It’s hard to imagine, but there was a new Orson Welles film in 2018. Despite having been over 30 years since his death, finally The Other Side of the Wind has been completed, and is available to watch now on Netflix. But that’s not all – fans of the raconteur auteur can be treated to a documentary on the making of this troublesome film, in Morgan Neville’s They’ll Love Me When I’m Dead – and we sat down with the Oscar winning filmmaker to discuss this fascinating piece of cinema. Neville explains to us the impact Welles has had on him as a movie fan and creator, and why he feels there has been a resurgence of late into the great man’s work.
There seems to be an Orson Welles resurgence at the moment, why do you think that’s happening now?
It’s funny because I talk to a lot of people under 30 who don’t know who Orson Welles is, which I find incomprehensible, for such a towering figure in my life. I think, you know, he was such a heroic figure, kind of a father for independent film in many ways. The work he was doing in the 70s, he was the most guerilla filmmaker there was. He didn’t care about what was popular, he cared about what he thought was great art, and he felt had an important message. As an artist, that’s exactly what you want to be inspired by, somebody who cared not what the culture valued, but what they thought was important.
Is that something you almost have to teach yourself? Or did that come quite naturally to you?
No it’s hard. It’s hard because filmmaking is a popular medium and an expensive medium, and Orson dealt with that all the time, so it’s hard to balance the business of film with the art of film. I think it has become a lot easier because of technology and everything else, you know, we’re not shooting on 35mm film, so the cost of production has made it that much freer. I think Orson would have loved to be a filmmaker today. I feel like that Orson was a character who I got so much inspiration from, even making the films. Part of the reason I became a documentary filmmaker was F for Fake, his documentary he made in the 70s, which is brilliant and so experimental. It’s fantastic. So my film was kind of a homage to F for Fake.
He speaks frequently in the film about the beauty of accidents in filmmaking…
He said “the director’s job is to preside over accidents”.
What would you say across your career has been your best accident? Though I guess in documentary filmmaking it is, by its very nature, spontaneous.
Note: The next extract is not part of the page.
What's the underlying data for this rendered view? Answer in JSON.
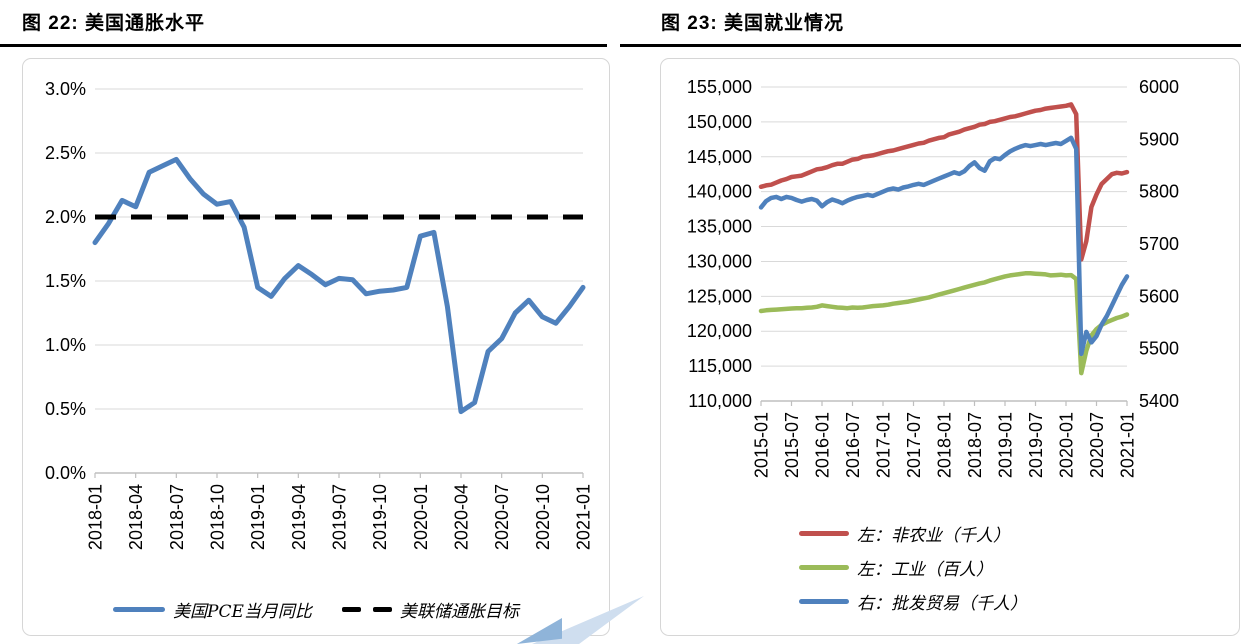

It is, I think it’s the opposite. When Orson talks about that, seeding chaos into the scripted world, I feel like in the scripted world you’re trying to imbue the tired tropes of scripted storytelling with the vitality of real life and the chaos real life, and the surprises of real life. In documentaries, you’re trying to impose some sense of narrative order in the chaos of real life. So I feel like what I’m trying to do is to look at the randomness of a person’s life or of a story and try and figure out how it makes sense as a story, so it’s kind of the opposite impulse in a way. I feel like when I look at a subject it always stars at pure chaos and then I’m trying to look for shapes and try and figure out how to tell a story out of it.
The Other Side of the Wind looked like a wild, unique set. If you could go back and be on any movie set in the history of cinema, what’s the one you’d most like to have just spent a day on?
I mean that would’ve been an incredible one. Being on set of this would’ve amazing. But honestly I would’ve loved to have been on set of a Peter Sellars film and watched him work for a day.
So finally, have you started on your next project yet?
I haven’t.
That must be quite exciting because there’s a million stories out there, which one is it gonna be?
I know, but it’s knowing how much of your life it’s going to take up, that you have to choose wisely.